NATO Secretary General, Jens Stoltenberg, met with President Aleksandar Vučić of Serbia at NATO Headquarters on Wednesday, saying he was glad to have the opportunity to continue discussions on the recent escalation of tensions in northern Kosovo.
“NATO continues to monitor closely the situation on the ground, our KFOR peacekeeping mission remains focused on its UN mandate: Should stability be jeopardized, KFOR stands ready to intervene,” Stoltenberg told a joint press conference following the pairs meeting.
Vučić said he discussed the recent in events in Kosovo with Stoltenberg and expressed his gratitude to him for wanting to hear Serbia’s position.
“We explained our position, I presented a list of Pristina’s special units’ raids in the north which needed permission for that, a list of all incidents and attacks on the Serb population, it is our duty to talk about our position and to do everything in order to preserve peace and stability,” Vučić reiterated.
He also added that Serbia “will continue to respect the KFOR mandate in line with international norms, and I believe that both Stoltenberg and the whole of NATO will show understanding. For Serbia peace and stability are of vital importance”.
While it is promising Stoltenberg has offered a forum to discuss Vucic’s concerns, and that both can meet on amicable terms, it is also worth noting that NATO has a history of hearing without listening, and if there are ulterior goals for Atlantacists in the Balkans, then as was the case with Russia’s security concerns in Ukraine, Vučić’s grievances may fall on deaf ears.
Vucic is also today (18th August) meeting with Kosovo PM, Albin Kurti, in Brussels, a meeting which on Wednesday Vucic said would be difficult.
“We practically agree on nothing, but we will stick to international law, to the Brussels Agreement, as for our bilateral relations, I told Stoltenberg that Serbia is a military neutral country and that it will not take sides in the sense of blocs”, Vučić said.
In contrast to Vučić’s tone, his counterpart Kurti has been more combative in his assertions. Last week Kurti declared Kosovo is “vigilant, but not afraid” of a conflict with Serbia. “Kosovo is a state now, this is not the year 1998”, he added, “this is 2022, so we are much more prepared to defend our sovereignty, territorial integrity, to defend our democracy, rule of law, constitutionality, and to defend our progress”.
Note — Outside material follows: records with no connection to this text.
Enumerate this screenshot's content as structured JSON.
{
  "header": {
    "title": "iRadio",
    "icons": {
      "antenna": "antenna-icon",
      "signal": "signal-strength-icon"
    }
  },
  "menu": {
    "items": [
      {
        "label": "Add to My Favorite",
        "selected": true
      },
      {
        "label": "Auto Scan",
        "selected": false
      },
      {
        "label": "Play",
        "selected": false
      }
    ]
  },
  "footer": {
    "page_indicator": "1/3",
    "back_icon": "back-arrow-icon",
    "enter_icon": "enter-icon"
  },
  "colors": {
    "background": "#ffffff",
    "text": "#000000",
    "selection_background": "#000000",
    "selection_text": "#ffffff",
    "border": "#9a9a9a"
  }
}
That Vučić may be easing his tone in the presence of Stoltenberg in the aim of gaining favour, is also quite possible, as some commentators have noted the threat of armed confrontations between to two is still currently low, and that both PMs will take this opportunity to score points on the world stage.
Irrespective of motivations, the civility of Vučić’s meeting with Stoltenberg will be promising for regional observers, with hopes that the same level headedness might be exhibited by both Kurti and Vučić on Thursday.